Be a Better Leader – Communicating Across Cultures

by Feb 14, 2017

Culture differences impact how effective we are as leaders. In our emerging global society, we need to understand how we lead affects those from other cultures and backgrounds. Today’s event planners have global attendees participating at meetings or will plan events in global destinations. The more global our planning is, the more important it is to understand the differences across cultures, and how to communicate in a way to shows understanding and respect for ones culture.

How as planners, can we keep it all together ensure that we are communicating effectively to the different countries that we are working with? Well, according to Erin Meyer, author of The Culture Map, it can be very simple. Communication across cultures comes to two different scenarios, low context and high context. All countries typically fall on a context . Knowing these key differences can help you keep in mind their cultural needs as you are planning your meetings and events.

Low Context

In her book, The Culture Map, Erin Meyers explains that low context communication is “precise, simple, and clear”. Messages are straight-forward and understood at face-value. Also, with low context communication, repetition is appreciated if it helps clarify what is being communicated. How do the countries line up that have low context cultures? US is the lowest context culture in the world, followed by Australia, Canada, Netherlands, and Germany.


Here are some tips for communicating in a low context environment:

  • Be transparent, clear and specific as possible
  • Explain exactly what you are calling
  • Assert your opinions transparently
  • Recap points again at the end of a phone call
  • Don’t be so polite that it gives the sense of vagueness and uncertainty

Noteworthy: If you are from a low context culture you may think that those in the high text culture are secretive or lacking transparency. You might also think that they aren’t able to communicate effectively. Consider their background and culture also that you can be aware and elevate your communication to a context that would be more comfortable for both of you.

High Context

While low context communication is “simple, precise, and clear”, high context communication is sophisticated, nuanced, and layered. In high context communication, messages are both spoken and read between the lines. Additionally, messages are often “implied but but not plainly expressed. What is the country line-up for high context cultures? Japan is the highest context culture in the world, followed by Korea, Indonesia, China, and Kenya.
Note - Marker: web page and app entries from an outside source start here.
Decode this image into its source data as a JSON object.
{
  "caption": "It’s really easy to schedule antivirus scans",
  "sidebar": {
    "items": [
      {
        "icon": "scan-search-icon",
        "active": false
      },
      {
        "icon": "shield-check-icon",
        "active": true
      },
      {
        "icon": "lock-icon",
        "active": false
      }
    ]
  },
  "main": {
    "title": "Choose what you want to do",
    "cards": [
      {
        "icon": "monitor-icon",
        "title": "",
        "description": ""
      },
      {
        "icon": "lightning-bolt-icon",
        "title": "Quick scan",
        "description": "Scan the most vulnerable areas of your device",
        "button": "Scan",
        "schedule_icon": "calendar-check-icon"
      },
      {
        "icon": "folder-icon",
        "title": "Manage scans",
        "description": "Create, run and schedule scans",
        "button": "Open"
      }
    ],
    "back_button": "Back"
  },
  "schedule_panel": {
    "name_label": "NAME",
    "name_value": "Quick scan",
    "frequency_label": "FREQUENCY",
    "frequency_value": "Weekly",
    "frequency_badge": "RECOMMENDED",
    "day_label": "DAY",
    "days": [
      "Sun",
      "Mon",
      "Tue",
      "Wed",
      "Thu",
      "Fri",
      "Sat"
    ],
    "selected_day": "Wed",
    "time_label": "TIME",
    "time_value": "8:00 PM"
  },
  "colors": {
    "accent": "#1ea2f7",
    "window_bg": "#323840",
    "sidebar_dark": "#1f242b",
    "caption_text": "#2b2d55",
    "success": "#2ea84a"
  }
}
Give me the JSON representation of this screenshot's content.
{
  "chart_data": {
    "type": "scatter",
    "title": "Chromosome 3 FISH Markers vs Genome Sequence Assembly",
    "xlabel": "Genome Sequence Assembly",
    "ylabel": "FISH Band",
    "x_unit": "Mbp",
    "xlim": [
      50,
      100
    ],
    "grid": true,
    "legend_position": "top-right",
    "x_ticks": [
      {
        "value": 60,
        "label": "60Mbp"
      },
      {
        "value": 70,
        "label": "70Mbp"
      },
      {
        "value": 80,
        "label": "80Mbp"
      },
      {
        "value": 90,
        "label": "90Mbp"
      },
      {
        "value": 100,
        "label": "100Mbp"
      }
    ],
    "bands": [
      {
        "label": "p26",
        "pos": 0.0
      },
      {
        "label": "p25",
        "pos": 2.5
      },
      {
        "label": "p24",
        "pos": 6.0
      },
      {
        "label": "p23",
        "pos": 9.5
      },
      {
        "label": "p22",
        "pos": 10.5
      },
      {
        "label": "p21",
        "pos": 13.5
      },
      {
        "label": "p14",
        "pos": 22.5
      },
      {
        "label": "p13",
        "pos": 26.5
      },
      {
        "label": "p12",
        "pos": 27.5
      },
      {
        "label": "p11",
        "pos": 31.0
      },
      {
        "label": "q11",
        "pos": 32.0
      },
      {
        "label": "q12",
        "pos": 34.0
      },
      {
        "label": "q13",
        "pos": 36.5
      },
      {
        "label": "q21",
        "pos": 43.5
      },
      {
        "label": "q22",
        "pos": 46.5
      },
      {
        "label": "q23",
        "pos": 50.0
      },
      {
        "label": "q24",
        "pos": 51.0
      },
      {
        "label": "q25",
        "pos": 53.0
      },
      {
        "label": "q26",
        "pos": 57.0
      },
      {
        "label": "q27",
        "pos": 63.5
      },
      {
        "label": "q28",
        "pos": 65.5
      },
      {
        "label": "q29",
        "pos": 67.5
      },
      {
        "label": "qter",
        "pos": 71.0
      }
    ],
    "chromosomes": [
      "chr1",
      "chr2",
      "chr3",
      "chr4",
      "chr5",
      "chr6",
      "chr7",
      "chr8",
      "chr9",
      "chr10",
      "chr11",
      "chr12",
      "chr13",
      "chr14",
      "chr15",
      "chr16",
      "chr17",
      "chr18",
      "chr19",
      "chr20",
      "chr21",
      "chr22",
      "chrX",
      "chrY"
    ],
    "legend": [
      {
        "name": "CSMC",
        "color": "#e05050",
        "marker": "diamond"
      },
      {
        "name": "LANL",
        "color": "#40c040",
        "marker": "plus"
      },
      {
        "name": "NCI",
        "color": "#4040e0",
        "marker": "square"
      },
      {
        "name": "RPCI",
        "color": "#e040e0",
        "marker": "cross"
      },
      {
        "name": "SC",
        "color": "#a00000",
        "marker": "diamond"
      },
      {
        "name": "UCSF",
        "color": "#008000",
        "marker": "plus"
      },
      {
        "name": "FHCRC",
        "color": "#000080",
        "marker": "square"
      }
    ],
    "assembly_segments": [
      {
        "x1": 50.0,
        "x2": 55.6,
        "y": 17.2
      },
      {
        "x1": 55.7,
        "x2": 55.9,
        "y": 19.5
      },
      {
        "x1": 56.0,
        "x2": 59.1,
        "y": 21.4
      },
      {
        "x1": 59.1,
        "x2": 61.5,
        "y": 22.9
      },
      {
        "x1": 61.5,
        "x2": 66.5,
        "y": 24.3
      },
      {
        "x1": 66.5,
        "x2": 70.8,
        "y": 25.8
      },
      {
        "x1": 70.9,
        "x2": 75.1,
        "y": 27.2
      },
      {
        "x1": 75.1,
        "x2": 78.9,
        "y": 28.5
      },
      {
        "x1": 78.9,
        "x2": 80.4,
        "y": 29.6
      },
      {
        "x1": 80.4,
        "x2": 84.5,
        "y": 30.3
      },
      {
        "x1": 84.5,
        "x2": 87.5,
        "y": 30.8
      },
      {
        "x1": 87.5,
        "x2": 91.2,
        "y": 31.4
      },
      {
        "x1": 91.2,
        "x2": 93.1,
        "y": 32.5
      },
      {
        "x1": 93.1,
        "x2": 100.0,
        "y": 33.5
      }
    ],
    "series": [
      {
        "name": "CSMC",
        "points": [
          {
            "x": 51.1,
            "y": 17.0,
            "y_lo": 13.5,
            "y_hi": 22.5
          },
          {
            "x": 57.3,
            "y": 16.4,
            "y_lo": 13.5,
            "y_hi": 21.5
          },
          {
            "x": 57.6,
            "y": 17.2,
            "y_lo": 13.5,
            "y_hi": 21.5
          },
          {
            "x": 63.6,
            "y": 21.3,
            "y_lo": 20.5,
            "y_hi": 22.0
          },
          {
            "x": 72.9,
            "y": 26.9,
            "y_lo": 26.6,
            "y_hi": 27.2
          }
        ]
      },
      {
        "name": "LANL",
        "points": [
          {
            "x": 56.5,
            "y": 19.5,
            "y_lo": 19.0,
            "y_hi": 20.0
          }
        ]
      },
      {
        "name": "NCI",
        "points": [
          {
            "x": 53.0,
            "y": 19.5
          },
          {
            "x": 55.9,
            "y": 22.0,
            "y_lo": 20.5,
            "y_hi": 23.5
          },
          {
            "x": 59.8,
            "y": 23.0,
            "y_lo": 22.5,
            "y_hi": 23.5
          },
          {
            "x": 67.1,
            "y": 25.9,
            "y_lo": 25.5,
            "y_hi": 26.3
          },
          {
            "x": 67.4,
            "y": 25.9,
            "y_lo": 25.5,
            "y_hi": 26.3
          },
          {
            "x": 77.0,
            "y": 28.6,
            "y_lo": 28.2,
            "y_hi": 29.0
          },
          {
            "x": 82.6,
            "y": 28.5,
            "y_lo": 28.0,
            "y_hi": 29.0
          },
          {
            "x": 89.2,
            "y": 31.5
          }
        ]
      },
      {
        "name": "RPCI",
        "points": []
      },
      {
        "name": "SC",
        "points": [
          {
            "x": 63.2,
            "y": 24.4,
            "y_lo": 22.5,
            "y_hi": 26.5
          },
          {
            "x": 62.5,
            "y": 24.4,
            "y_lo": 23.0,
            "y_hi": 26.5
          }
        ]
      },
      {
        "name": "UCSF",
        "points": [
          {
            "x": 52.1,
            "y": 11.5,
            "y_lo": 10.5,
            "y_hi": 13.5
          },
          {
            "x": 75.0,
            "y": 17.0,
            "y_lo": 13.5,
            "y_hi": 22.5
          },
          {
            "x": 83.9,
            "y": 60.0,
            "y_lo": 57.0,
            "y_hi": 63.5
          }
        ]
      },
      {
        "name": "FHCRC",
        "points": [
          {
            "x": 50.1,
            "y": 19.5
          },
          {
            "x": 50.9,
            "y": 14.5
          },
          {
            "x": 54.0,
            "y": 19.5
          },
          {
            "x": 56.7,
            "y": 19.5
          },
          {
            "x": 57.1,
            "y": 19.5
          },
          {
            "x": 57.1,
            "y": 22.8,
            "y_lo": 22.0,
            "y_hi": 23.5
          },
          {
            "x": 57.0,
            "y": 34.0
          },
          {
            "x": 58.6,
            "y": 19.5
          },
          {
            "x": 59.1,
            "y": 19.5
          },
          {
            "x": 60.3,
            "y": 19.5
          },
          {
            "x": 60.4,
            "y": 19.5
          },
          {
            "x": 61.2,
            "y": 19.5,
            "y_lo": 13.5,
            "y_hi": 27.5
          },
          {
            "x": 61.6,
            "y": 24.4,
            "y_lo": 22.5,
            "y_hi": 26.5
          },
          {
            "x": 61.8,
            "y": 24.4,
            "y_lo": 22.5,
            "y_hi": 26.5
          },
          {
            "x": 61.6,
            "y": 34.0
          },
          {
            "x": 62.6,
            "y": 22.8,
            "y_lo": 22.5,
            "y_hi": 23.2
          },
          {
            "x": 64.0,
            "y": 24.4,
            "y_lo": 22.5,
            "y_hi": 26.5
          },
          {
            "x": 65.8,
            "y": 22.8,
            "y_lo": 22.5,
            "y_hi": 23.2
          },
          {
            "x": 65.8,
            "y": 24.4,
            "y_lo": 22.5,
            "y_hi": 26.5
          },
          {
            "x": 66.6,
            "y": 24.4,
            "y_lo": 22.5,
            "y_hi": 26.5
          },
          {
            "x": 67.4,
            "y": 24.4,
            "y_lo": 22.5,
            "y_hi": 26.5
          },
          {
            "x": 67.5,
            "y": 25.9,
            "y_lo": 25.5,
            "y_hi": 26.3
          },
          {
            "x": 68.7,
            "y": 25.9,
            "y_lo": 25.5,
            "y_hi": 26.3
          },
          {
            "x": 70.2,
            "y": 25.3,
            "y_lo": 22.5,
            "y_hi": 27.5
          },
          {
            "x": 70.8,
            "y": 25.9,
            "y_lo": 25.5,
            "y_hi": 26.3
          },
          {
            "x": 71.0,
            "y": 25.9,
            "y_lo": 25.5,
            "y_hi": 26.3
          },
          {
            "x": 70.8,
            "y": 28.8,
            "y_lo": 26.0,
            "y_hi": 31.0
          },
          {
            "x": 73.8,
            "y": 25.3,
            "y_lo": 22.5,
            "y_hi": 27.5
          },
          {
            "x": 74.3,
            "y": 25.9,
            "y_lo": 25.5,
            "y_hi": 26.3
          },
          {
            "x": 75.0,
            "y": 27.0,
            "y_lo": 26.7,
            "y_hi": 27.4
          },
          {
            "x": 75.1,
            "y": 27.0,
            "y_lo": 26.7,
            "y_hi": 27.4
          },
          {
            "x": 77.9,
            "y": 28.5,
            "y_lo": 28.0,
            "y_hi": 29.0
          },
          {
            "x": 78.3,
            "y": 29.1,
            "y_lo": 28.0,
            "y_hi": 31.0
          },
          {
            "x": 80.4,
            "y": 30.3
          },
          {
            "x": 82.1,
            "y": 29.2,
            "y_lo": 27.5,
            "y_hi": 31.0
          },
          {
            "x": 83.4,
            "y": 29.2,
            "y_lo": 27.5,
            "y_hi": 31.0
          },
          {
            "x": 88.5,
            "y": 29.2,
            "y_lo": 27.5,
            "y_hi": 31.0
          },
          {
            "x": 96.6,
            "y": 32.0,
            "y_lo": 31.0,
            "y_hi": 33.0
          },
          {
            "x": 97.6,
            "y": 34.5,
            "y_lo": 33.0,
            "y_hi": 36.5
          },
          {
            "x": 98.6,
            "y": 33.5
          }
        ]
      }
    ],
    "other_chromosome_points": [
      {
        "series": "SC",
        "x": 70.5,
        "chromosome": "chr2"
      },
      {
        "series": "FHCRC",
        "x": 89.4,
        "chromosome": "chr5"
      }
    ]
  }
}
Here are some tips to use when communicating with someone with a high context culture:

  • Listen for what is meant, versus what is being said
  • Don’t form opinions to quickly
  • Speak less, listen more

Noteworthy: Some high context communicators  might perceive low context communicators as to inappropriately state the obvious. High context communicators might also view low context communicators as patronizing or condescending.

We need to consider how we communicate especially when interacting with those from other cultures than our own. The more we are aware of these aspects will help us adjust communication and show those cultures around us that we are truly wanting to create an environment of understanding and respect. Does your business interact with other cultures? What are some of the high and low context nuances that you run into? I would love to hear some of them!